PAULA ANABELLA AGUIRRE; MARCOS DANIEL PALAVECINO; LILIAN FEDRA CASTILLO; SABRINA ALDANA VALLONE; ROBERTO MEISS; ADRIANO BERTELLI; AGUSTINA SUBAN; SANTIAGO RODRIGUEZ- SEGUÍ; OMAR ADRIAN COSO; EVA WERTHEIMER; EDITH CLAUDIA KORDON; MARINA SIMIAN; ANDREA EMILSE ERRASTI; MANUEL DE LA MATA; ALBANA GATTELLI; EUGENIO ANTONIO CARRERA- SILVA; JUAN PABLO FEDEDA

Buenos Aires

Congreso; REUNIÓN DE SOCIEDADES DE BIOCIENCIAS 2021; 2021

SAIC SAI AAFE Nanomed

One of the main immunosuppressive mechanisms by which cancer avoids eradication by the immune system is the expression of PD-L1, the ligand for T-cell inhibitory receptor PD-1. PD-1 activation by PD-L1 leads to CD4+/CD8+ lymphocyte exhaustion, which is at the focal point of today?s cancer immune therapies.
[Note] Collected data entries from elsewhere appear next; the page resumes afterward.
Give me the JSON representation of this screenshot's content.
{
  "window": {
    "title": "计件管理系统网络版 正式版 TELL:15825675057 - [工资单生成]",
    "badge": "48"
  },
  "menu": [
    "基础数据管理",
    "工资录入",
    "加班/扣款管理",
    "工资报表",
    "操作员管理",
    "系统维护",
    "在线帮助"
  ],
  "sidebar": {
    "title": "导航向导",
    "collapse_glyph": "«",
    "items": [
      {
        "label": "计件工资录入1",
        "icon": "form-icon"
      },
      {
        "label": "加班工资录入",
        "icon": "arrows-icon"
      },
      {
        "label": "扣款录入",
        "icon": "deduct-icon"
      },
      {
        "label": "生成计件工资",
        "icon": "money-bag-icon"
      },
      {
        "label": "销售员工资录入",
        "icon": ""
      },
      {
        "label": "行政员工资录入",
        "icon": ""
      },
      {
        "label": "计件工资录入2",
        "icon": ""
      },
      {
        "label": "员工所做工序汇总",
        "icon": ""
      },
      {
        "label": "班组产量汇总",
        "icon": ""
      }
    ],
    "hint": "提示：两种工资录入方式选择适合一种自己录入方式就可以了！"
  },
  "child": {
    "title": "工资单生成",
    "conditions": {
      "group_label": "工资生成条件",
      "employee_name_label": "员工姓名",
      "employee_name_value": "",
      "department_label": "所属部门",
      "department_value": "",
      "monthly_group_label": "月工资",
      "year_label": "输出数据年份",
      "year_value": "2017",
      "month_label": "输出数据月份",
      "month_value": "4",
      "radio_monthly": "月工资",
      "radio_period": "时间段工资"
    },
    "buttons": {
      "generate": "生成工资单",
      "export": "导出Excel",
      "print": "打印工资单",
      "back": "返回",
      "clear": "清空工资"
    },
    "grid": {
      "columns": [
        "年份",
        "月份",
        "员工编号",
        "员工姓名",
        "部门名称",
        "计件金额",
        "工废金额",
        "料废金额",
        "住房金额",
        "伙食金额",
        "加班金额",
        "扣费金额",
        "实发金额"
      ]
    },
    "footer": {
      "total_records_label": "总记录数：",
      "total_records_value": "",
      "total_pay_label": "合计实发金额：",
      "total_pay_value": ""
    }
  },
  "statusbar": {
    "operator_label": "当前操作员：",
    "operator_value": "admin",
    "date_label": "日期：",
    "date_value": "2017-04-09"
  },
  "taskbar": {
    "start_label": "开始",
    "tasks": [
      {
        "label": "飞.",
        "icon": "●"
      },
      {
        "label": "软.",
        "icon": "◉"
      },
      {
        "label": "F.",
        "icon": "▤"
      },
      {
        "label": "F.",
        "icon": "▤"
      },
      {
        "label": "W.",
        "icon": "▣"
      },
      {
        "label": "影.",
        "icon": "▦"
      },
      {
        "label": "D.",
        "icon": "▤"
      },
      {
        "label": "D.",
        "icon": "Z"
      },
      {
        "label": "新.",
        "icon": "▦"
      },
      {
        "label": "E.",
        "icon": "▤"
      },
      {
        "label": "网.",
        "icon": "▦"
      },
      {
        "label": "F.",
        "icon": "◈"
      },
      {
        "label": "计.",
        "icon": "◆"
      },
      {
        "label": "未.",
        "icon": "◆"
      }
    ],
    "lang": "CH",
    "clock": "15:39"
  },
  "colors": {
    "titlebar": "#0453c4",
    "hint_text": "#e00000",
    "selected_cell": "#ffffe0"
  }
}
However, little is known about which other immunosuppression mechanisms aretriggered by tumor-intrinsic PD-L1 expression. To genetically address tumor-immune system interactions in the triple-negative breast cancer (TNBC) model, we developed a CRISPR/Cas9 expressing TNBC-like EO771 cell line platform. Using flow cytometry, we characterized the immune response associated with the progression of EO771 tumors, which resembled immunosuppression signatures associated with poor prognosis in TNBC patients: an increase in pro-tumoral M2 macrophage polarization, a decrease in MHCII+ Antigen Presenting Cells (APCs), and a marked increase of T-cell exhaustion. To test the role of tumoral PD-L1 in tumor-mediated immune escape, we generated PD-L1 KO EO771 cell lines. Using CRISPR/Cas9 edited EO771 lines KO for PD-L1, we found that tumor intrinsic PD-L1 expression is required for tumor growth. Interestingly, we also found that PD-L1 expressed by the tumor cell exerts a general impact over the tumoral immune infiltrate composition: a) it is required for the differentiation of M2 macrophages and for the enrichment of myeloid-derived suppressor cells and b) in the T-cell compartment, unexpectedly, tumoral PD-L1 is needed to exhaustion of effector CD4+ but not cytotoxic CD8+ cells. Altogether, these data suggest that tumor-intrinsic PD-L1 plays a key role in TNBC tumor growth by triggering different immunosuppressive mechanisms in the tumor immune landscape. Using this editable EO771 model platform, we will be able to massively test tumoral PD-L1 synthetic interactions to identify candidate genetic targets to overcome PD-1/PD-L1 resistance in TNBC.